Governor Rick Scott has until next Friday to sign off on the state’s 74 billion dollar budget. His staff has been sending letters to organizations set to receive state money, asking for justifications. And government watchdog says at least one hundred million of spending ought to be axed.
When the ceremonial handkerchief fell ending the legislative session, lawmakers took home the biggest budget in state history – 74 point five billion dollars. “We actually think the legislature showed some restraint with member projects,” says Kurt Werner, Taxwatch Budget Analyst
For more than 20 years, Florida Taxwatch has been combing through the hundreds of pages of detail and recommending which budget items are unusual, didn’t go through a process, or are just plain wasteful. “A 107 individual appropriations worth a 106 million dollars in tax payer money.”, says Rob Weisert, Taxwatch VP for Research.
On the list is 9 million for Embry Riddle, a private aeronautical university in Daytona Beach.14 million for a building at Gulf Coast State college in Panama City that ranked low on a priority list, and four million for a film project in Clearwater. “This is a hundred million dollars that could have gone to things like schools or healthcare. “, adds Weissert.
The 100 million plus could have been used to hire three thousand more teachers added three more days of back to school sales tax holidays. Almost completely fund the Governor’s manufacturing tax cut. Or the money could have been used to add thousands of kids to the early learning program.

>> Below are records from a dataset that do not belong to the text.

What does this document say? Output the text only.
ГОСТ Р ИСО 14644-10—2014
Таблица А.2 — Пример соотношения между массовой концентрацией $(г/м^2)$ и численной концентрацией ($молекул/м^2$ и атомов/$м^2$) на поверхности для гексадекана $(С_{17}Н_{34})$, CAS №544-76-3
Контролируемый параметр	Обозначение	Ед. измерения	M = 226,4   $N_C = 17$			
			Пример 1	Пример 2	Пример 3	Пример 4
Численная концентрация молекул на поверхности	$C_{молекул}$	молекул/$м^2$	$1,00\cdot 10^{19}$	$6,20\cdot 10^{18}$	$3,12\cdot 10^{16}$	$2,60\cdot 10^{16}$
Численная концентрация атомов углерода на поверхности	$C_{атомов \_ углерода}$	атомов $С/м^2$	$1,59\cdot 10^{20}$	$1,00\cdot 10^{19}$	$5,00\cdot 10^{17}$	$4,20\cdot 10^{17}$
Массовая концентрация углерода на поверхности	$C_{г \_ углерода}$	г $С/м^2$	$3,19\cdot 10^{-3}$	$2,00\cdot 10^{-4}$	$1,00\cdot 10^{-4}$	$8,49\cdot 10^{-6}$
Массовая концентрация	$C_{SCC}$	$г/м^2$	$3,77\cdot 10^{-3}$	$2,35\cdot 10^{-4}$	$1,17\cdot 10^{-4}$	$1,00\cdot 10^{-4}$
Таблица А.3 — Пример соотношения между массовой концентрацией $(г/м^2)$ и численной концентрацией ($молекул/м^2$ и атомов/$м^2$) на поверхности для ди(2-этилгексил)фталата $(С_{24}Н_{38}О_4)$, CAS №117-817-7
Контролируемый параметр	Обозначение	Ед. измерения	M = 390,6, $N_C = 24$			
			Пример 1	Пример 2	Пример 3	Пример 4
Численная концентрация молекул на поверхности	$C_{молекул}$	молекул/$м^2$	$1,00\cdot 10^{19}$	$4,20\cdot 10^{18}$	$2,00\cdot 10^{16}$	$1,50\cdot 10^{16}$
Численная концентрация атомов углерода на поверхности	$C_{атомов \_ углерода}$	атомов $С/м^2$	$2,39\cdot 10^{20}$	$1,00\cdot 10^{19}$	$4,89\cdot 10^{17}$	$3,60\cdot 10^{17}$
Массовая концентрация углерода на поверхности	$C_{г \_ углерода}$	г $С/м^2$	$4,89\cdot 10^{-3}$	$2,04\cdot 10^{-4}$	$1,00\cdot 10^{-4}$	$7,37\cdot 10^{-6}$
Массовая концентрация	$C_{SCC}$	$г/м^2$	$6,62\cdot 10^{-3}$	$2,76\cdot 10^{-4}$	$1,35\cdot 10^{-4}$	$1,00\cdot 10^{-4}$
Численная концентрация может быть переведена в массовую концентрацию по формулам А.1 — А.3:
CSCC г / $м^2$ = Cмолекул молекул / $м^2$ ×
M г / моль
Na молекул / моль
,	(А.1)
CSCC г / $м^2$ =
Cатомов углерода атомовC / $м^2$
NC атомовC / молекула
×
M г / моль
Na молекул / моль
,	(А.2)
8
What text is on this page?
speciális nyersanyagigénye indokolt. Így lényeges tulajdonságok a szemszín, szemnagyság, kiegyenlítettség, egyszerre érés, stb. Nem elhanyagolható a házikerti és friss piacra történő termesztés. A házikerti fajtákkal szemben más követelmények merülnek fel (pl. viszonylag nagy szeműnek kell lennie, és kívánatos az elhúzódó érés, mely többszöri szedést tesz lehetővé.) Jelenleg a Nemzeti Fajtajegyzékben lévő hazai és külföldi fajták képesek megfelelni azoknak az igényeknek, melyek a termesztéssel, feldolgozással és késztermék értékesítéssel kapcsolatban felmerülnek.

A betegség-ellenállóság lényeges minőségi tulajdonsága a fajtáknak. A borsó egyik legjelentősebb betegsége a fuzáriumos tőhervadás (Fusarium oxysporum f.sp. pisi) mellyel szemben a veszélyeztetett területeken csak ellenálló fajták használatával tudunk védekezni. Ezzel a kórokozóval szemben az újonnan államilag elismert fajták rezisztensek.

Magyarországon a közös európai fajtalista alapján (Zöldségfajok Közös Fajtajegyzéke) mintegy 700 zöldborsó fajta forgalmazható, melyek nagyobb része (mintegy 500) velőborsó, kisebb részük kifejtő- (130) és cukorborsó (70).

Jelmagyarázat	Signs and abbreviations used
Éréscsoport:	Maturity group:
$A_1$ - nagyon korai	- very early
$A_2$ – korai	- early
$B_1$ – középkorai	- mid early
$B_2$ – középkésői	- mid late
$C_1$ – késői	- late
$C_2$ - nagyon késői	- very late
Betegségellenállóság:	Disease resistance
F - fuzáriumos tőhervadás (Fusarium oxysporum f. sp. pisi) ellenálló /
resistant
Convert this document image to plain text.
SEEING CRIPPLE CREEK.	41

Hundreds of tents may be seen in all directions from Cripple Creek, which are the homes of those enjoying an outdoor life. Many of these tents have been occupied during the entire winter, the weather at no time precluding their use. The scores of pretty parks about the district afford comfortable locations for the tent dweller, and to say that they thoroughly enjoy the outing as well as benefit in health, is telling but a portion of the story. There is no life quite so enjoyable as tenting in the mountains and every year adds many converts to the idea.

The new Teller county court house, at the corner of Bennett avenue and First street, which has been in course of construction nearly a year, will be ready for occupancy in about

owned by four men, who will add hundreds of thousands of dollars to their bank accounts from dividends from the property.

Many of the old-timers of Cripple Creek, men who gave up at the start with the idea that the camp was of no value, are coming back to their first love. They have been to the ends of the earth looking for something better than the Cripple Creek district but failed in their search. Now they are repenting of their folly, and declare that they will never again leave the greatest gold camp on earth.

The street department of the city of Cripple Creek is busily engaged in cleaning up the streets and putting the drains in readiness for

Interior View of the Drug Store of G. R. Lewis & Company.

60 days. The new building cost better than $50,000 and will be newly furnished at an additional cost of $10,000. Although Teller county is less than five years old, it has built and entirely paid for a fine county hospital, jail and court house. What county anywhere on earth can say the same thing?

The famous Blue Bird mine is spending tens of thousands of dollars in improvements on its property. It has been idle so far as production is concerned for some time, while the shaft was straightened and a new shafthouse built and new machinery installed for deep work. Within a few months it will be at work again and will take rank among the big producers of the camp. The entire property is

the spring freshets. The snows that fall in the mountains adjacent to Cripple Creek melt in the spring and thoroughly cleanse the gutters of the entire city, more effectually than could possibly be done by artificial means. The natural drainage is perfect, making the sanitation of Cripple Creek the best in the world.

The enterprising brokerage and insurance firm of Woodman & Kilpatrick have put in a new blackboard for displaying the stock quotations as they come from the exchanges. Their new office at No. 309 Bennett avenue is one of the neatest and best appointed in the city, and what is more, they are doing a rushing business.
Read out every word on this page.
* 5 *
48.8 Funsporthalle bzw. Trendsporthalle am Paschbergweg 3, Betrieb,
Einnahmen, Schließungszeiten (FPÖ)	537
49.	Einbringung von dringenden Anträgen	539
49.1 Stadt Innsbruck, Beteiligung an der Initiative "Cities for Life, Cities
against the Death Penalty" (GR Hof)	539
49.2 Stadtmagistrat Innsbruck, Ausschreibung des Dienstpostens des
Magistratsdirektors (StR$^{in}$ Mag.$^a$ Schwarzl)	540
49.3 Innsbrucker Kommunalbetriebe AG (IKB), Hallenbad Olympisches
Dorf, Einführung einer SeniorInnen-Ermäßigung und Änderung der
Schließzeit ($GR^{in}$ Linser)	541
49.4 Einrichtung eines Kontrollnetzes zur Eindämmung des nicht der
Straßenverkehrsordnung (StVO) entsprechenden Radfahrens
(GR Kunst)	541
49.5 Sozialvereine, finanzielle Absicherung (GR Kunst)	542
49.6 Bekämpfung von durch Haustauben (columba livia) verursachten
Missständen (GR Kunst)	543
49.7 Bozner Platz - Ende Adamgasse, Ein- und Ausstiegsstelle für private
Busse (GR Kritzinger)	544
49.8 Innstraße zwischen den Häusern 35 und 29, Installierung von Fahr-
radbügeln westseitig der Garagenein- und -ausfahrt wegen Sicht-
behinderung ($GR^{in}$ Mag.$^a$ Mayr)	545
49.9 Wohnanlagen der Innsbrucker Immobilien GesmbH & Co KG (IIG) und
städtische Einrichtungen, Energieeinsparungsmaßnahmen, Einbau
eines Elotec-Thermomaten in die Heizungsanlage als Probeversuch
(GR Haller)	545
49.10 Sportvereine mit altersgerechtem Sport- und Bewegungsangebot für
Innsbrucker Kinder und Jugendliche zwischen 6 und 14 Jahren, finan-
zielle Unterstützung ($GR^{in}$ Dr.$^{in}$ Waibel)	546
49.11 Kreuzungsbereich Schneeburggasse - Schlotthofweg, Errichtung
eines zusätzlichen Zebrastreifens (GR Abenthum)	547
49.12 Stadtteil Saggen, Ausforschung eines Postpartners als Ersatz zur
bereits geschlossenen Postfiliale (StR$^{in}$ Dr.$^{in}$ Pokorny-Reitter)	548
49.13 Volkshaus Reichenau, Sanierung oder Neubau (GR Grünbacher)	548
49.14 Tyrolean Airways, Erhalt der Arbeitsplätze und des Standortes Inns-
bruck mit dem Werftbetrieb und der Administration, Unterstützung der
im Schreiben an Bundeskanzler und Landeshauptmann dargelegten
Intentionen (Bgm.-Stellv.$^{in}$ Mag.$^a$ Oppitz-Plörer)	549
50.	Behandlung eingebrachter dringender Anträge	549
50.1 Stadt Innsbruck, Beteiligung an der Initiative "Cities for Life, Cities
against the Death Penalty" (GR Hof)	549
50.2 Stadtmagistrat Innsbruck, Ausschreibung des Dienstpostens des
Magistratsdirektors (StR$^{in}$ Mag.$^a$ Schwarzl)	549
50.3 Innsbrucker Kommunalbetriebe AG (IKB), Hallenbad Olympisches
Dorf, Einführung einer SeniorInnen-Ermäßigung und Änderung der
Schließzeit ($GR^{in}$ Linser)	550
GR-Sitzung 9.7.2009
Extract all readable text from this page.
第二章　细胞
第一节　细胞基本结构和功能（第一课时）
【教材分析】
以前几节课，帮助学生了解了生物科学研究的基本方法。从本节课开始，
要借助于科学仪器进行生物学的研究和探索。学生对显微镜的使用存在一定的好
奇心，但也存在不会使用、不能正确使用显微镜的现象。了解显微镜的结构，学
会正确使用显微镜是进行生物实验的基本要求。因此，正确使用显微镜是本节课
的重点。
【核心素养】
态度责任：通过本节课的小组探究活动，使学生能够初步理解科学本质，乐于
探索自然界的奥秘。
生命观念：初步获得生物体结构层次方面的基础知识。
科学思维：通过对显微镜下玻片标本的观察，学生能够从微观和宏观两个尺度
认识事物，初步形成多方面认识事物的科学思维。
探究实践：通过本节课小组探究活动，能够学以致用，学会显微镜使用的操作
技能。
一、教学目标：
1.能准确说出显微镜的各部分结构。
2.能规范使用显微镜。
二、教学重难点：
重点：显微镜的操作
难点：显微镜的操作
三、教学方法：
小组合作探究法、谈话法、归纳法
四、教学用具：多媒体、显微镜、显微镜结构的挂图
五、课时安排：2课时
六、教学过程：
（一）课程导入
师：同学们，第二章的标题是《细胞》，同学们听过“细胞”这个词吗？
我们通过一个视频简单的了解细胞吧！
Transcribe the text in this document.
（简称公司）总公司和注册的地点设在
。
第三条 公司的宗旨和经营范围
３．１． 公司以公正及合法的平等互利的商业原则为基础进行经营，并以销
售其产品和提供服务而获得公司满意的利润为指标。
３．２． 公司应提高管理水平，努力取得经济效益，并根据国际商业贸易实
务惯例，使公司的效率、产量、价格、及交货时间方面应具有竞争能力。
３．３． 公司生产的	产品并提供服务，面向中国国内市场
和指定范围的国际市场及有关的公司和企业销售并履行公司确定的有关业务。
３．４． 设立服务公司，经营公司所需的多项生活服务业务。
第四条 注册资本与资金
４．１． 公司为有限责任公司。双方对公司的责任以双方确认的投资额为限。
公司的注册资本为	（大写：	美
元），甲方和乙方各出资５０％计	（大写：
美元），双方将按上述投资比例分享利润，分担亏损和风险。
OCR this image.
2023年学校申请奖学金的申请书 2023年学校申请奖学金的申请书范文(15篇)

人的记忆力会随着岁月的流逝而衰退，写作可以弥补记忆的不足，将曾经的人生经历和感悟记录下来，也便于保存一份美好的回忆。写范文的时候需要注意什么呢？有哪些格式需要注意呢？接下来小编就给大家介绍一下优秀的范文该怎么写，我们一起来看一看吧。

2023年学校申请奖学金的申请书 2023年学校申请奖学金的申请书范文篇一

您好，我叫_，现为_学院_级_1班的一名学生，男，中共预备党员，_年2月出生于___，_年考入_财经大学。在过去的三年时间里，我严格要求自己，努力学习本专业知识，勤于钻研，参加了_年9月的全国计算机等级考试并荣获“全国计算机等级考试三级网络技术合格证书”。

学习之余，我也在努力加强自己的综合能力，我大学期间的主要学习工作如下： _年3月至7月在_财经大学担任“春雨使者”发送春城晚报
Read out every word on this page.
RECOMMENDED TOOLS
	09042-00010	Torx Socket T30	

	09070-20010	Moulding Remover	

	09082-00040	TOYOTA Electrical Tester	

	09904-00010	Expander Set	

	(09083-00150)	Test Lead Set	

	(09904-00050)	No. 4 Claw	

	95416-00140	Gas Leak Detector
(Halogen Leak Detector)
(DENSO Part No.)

Governor Rick Scott has the final say.
When lawmakers were still in session, Scott used the threat of vetoing budget items as leverage to get his priorities. “And we know that that horse trading has a role.”, says Werner.
But that could mean that Scott will have to let some money be spent that would’ve otherwise been vetoe
Senate President Don Gaetz responded with ascathing statement.
For Immediate Release
May 16, 2013
Contact:
Katie Betta
(850) 339-7087
Betta.Katherine@FLSenate.gov
Statement from President Gaetz Regarding Florida TaxWatch
Tallahassee–Florida Senate President Don Gaetz (R-Niceville) today released the following statement regarding Florida TaxWatch releasing their 2013 Turkey Watch Report.
“The TaxWatch list is built on the unconstitutional perversion that if an appropriation isn’t recommended by unelected agency officials it shouldn’t be considered in conference by elected legislators. This is an arrogance of the elite who spend too much time in Tallahassee and Washington listening to the echoes of their own invented wisdom and thinking they’re hearing the voice of God.
“No agency put in its budget a $3,500 raise for Florida’s most effective teachers, yet that was funded. No agency testified before the Legislature asking for a raise for state employees who had been without one for six years, yet we passed it. No bureaucrat in the Department of Education asked for a career-technical pathway to a high school diploma or an online pathway to a university degree, but we funded them. Not a whisper of criticism from TaxWatch on any of these and a hundred other similar items. So, apparently, their indignation is not only ill-informed but selective.
“TaxWatch has dismissed as ‘turkeys’ mobile medical and dental units to bring health care to poor people in rural areas, documentation and education about the Holocaust, housing for disabled veterans, rehabilitation for severely wounded soldiers who want to return to duty, and replacement of 50 year old educational facilities that produce workforce for companies bringing jobs to Florida. In most cases, those who put together this list couldn’t find these projects on a map and haven’t put five minutes into finding out anything about them.
“If our founders had shared the slavish devotion of Taxwatch to unchallenged decisions and dictates of faraway bureaucrats, we’d all be drinking English tea and singing God Save the Queen. A good song. But not an American song. The Constitution obligates and empowers elected legislators, who come from communities and go home to communities, to write the state’s budget. If TaxWatch staffers want to test their budget theories in the public square, let them stand up in front of conference committees and testify in public. More than thirty public, open conference committee meetings were held during the recent legislative session. Every item in the state budget was proposed and adopted during those public meetings. Testimony was requested and welcomed at every meeting. Not once did any person from TaxWatch ask one question, offer one idea or say one word.
“It is little wonder that TaxWatch is irrelevant 364 days a year.”